This study aims to investigate the effect of microwave torrefaction and ZSM-5 catalyst for hydrocarbon rich bio-oil production from microwave co-pyrolysis of cellulose and low density polyethylene (LDPE). FTIR analysis displayed remarkable reductions of active hydroxyl and ether groups in microwave torrefied cellulose (MTC), demonstrating that cellulose was less stable than MTC. GC/MS analysis indicated that the hydrocarbons content was ranged from 18.36% to 54.94% in the obtained bio-oils under different conditions, and the maximum hydrocarbons content (54.94%) which also contained the highest aromatic hydrocarbons (19.49%) was obtained from MTC catalytic co-pyrolysis. Microwave-assisted Thermogravimetric analyzer (MW-TGA) analysis showed that MTC catalytic co-pyrolysis apparently shifted the major thermal degradation to a lower temperature area, an evident synergistic effect was observed during MTC catalytic co-pyrolysis. Kinetics study revealed that the activation energy was significantly reduced from 97.87 kJ/mol to 63.86 kJ/mol for co-pyrolysis and MTC catalytic co-pyrolysis, respectively.

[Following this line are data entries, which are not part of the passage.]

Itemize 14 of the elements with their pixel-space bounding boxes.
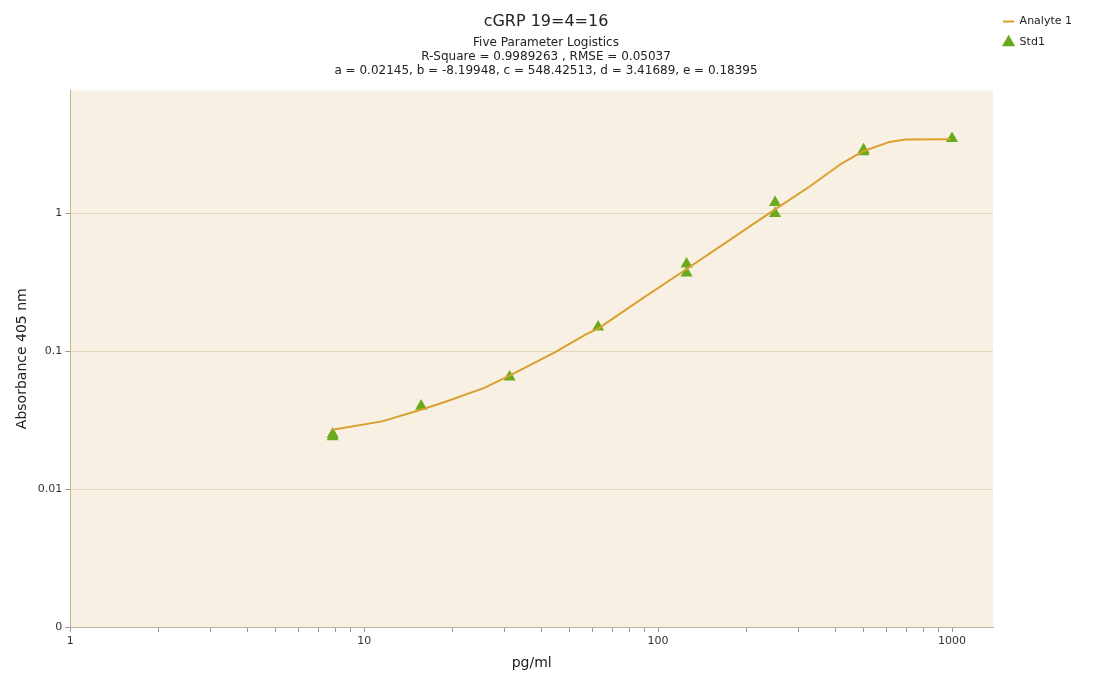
legend-label: Std1: [1019, 35, 1045, 49]
y-tick-label: 0: [55, 619, 63, 633]
y-tick-label: 0.01: [37, 481, 63, 495]
y-axis-title: Absorbance 405 nm: [13, 288, 30, 430]
chart-subtitle: Five Parameter Logistics R-Square = 0.9989263 , RMSE = 0.05037 a = 0.02145, b = -8.19948, c = 548.42513, d = 3.41689, e = 0.18395: [334, 34, 758, 78]
chart-title: cGRP 19=4=16: [483, 10, 609, 30]
legend-label: Analyte 1: [1019, 14, 1073, 28]
y-tick-label: 0.1: [44, 344, 63, 358]
y-tick-label: 1: [55, 206, 63, 220]
x-tick-label: 100: [647, 634, 669, 648]
x-tick-label: 1000: [938, 634, 967, 648]
x-tick-label: 1: [66, 634, 74, 648]
x-axis-title: pg/ml: [511, 654, 552, 671]
x-tick-label: 10: [357, 634, 372, 648]
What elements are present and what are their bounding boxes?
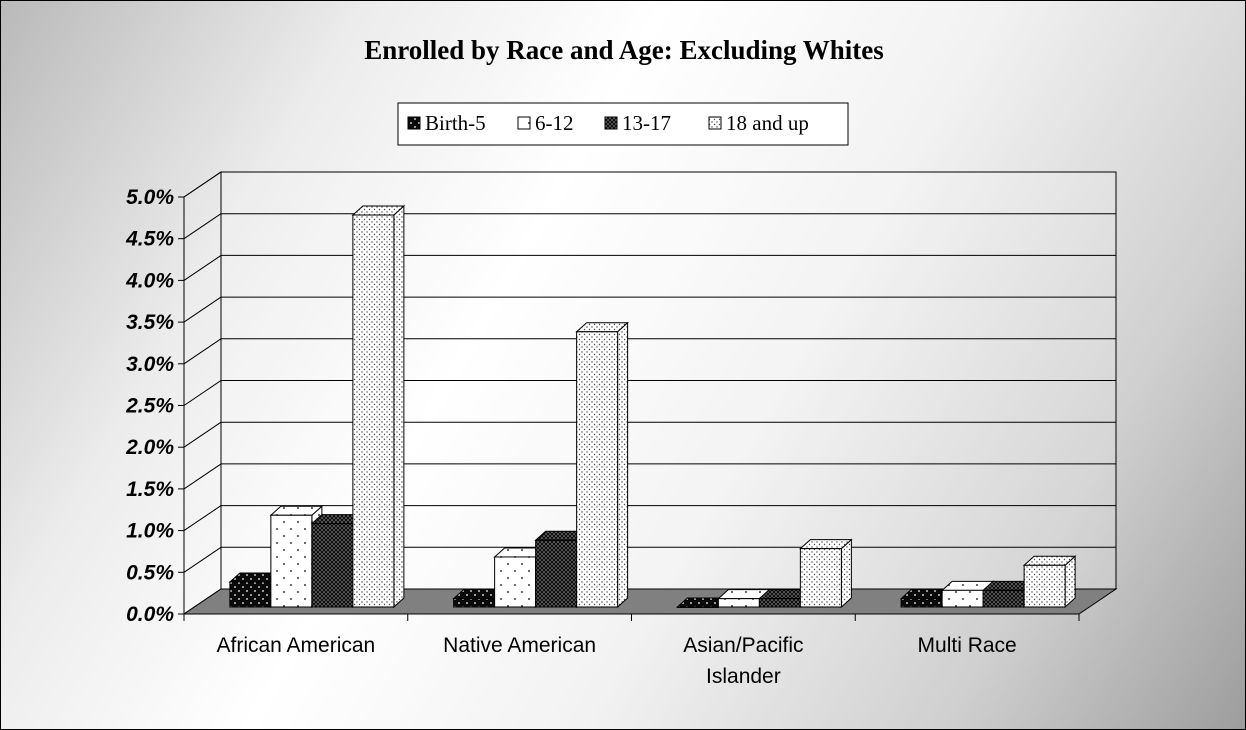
bar-front [1023, 564, 1066, 608]
bar-front [717, 598, 760, 608]
y-tick-label: 2.0% [125, 436, 174, 459]
bar-front [453, 598, 496, 608]
x-tick-label: Native American [443, 634, 596, 657]
bar-front [900, 598, 943, 608]
side-gridline [183, 463, 222, 490]
legend-swatch [708, 116, 722, 130]
legend-label: 6-12 [535, 111, 574, 135]
bar-front [758, 598, 801, 608]
bar-side [393, 204, 405, 609]
side-gridline [183, 546, 222, 573]
legend-box [397, 102, 849, 146]
bar-front [982, 589, 1025, 608]
y-tick-label: 3.0% [126, 353, 174, 376]
y-tick-label: 1.0% [126, 520, 174, 543]
side-gridline [183, 171, 222, 198]
bar-front [494, 556, 537, 608]
side-gridline [183, 296, 222, 323]
bar-front [676, 606, 719, 608]
side-gridline [183, 254, 222, 281]
bars [228, 204, 1077, 609]
side-gridline [183, 213, 222, 240]
bar-front [535, 539, 578, 608]
bar [1022, 555, 1077, 609]
legend-swatch [604, 116, 618, 130]
x-tick-label: Islander [706, 665, 781, 688]
y-tick-label: 4.0% [125, 269, 174, 292]
legend-label: Birth-5 [425, 111, 486, 135]
y-tick-label: 4.5% [125, 228, 174, 251]
y-tick-label: 0.5% [126, 561, 174, 584]
bar-side [840, 538, 852, 609]
chart-title: Enrolled by Race and Age: Excluding Whit… [364, 35, 884, 65]
bar-front [270, 514, 313, 608]
bar-front [352, 214, 395, 608]
legend-label: 13-17 [622, 111, 671, 135]
legend-swatch [517, 116, 531, 130]
legend: Birth-5 6-12 13-17 18 and up [397, 102, 849, 146]
side-gridline [183, 421, 222, 448]
axis-labels: 0.0% 0.5% 1.0% 1.5% 2.0% 2.5% 3.0% 3.5% 4.0% 4.5%… [125, 186, 1017, 688]
side-gridline [183, 380, 222, 406]
y-tick-label: 0.0% [126, 603, 174, 626]
y-tick-label: 3.5% [126, 311, 174, 334]
bar-side [617, 321, 629, 609]
bar-front [941, 589, 984, 608]
x-tick-label: Multi Race [918, 634, 1017, 657]
bar-front [576, 331, 619, 608]
bar-front [229, 581, 272, 608]
side-gridline [183, 505, 222, 532]
y-tick-label: 5.0% [126, 186, 174, 209]
legend-label: 18 and up [726, 111, 809, 135]
x-tick-label: Asian/Pacific [683, 634, 803, 657]
bar-front [311, 523, 354, 608]
bar [575, 321, 629, 609]
legend-swatch [407, 116, 421, 130]
bar [351, 204, 406, 609]
side-gridline [183, 338, 222, 365]
bar [899, 588, 954, 609]
bar-front [799, 548, 842, 608]
y-tick-label: 2.5% [125, 395, 174, 418]
y-tick-label: 1.5% [126, 478, 174, 501]
x-tick-label: African American [217, 634, 376, 657]
bar [799, 538, 853, 609]
bar [228, 571, 283, 609]
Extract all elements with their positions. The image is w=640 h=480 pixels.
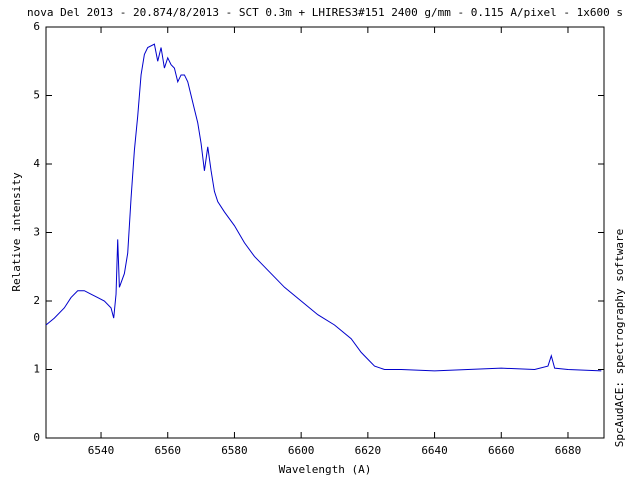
y-tick-label: 1 bbox=[33, 363, 40, 376]
x-tick-label: 6580 bbox=[221, 444, 248, 457]
spectrum-line bbox=[45, 43, 602, 372]
x-tick-label: 6640 bbox=[421, 444, 448, 457]
plot-frame bbox=[45, 26, 605, 439]
x-tick-label: 6600 bbox=[288, 444, 315, 457]
x-tick-label: 6680 bbox=[555, 444, 582, 457]
x-tick-label: 6660 bbox=[488, 444, 515, 457]
y-tick-label: 3 bbox=[33, 226, 40, 239]
y-tick-label: 2 bbox=[33, 294, 40, 307]
y-tick-label: 5 bbox=[33, 89, 40, 102]
y-tick-label: 6 bbox=[33, 20, 40, 33]
y-tick-label: 4 bbox=[33, 157, 40, 170]
x-axis-label: Wavelength (A) bbox=[279, 463, 372, 476]
x-tick-label: 6560 bbox=[154, 444, 181, 457]
x-tick-label: 6620 bbox=[355, 444, 382, 457]
side-note: SpcAudACE: spectrography software bbox=[613, 229, 626, 448]
x-tick-label: 6540 bbox=[88, 444, 115, 457]
y-axis-label: Relative intensity bbox=[10, 172, 23, 292]
y-tick-label: 0 bbox=[33, 431, 40, 444]
chart-title: nova Del 2013 - 20.874/8/2013 - SCT 0.3m… bbox=[27, 6, 623, 19]
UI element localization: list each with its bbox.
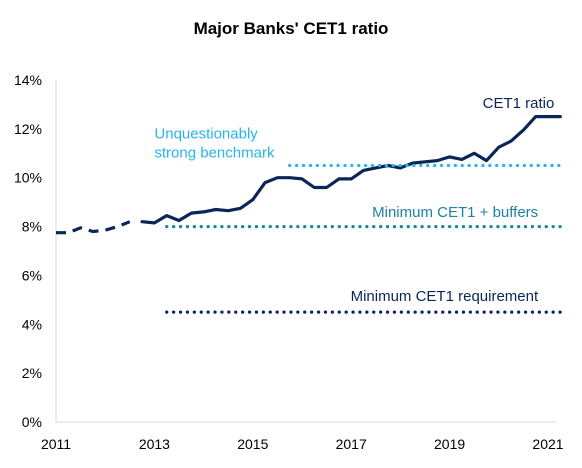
y-tick-label: 2% xyxy=(22,365,42,381)
annotation-line: CET1 ratio xyxy=(483,95,555,112)
y-tick-label: 0% xyxy=(22,414,42,430)
annotation-line: Unquestionably xyxy=(154,126,258,143)
y-tick-labels: 0% 2% 4% 6% 8% 10% 12% 14% xyxy=(14,72,42,430)
x-tick-label: 2017 xyxy=(336,436,367,452)
x-tick-label: 2019 xyxy=(434,436,465,452)
series-line-1 xyxy=(140,114,562,225)
chart-title: Major Banks' CET1 ratio xyxy=(194,19,389,38)
y-tick-label: 6% xyxy=(22,267,42,283)
annotation-label: Unquestionably strong benchmark xyxy=(154,126,275,162)
series-layer xyxy=(56,114,562,314)
annotation-label: Minimum CET1 + buffers xyxy=(372,204,538,221)
x-tick-label: 2011 xyxy=(41,436,71,452)
y-tick-label: 12% xyxy=(14,121,42,137)
annotation-line: Minimum CET1 + buffers xyxy=(372,204,538,221)
y-tick-label: 14% xyxy=(14,72,42,88)
annotation-label: Minimum CET1 requirement xyxy=(351,288,539,305)
x-tick-label: 2013 xyxy=(139,436,170,452)
annotation-line: strong benchmark xyxy=(154,145,275,162)
y-tick-label: 8% xyxy=(22,219,42,235)
annotation-label: CET1 ratio xyxy=(483,95,555,112)
x-tick-labels: 2011 2013 2015 2017 2019 2021 xyxy=(41,436,564,452)
annotation-layer: CET1 ratio Unquestionably strong benchmark… xyxy=(154,95,554,305)
y-tick-label: 10% xyxy=(14,170,42,186)
series-line-0 xyxy=(56,220,131,235)
x-tick-label: 2015 xyxy=(237,436,268,452)
x-tick-label: 2021 xyxy=(532,436,563,452)
annotation-line: Minimum CET1 requirement xyxy=(351,288,539,305)
y-tick-label: 4% xyxy=(22,316,42,332)
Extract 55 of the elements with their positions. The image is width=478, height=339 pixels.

这项研究旨在研究微波焙干和ZSM-5催化剂对纤维素和低密度聚乙烯（LDPE）的微波共热解生产富含烃类生物油的影响。FTIR分析表明，微波烘焙的纤维素（MTC）中的活性羟基和醚基明显减少，表明纤维素的稳定性不如MTC。GC / MS分析表明，所获得的生物油在不同条件下的烃含量在18.36％到54.94％之间，并且获得的最大烃含量（54.94％）也包含最高的芳烃（19.49％）。 MTC催化共热解。微波热重分析仪（MW-TGA）分析表明，MTC催化共热解显然将主要的热降解转移到了较低的温度区域，在MTC催化共热解过程中观察到明显的协同作用。动力学研究表明，共热解和MTC催化共热解的活化能从97.87 kJ / mol显着降低至63.86 kJ / mol。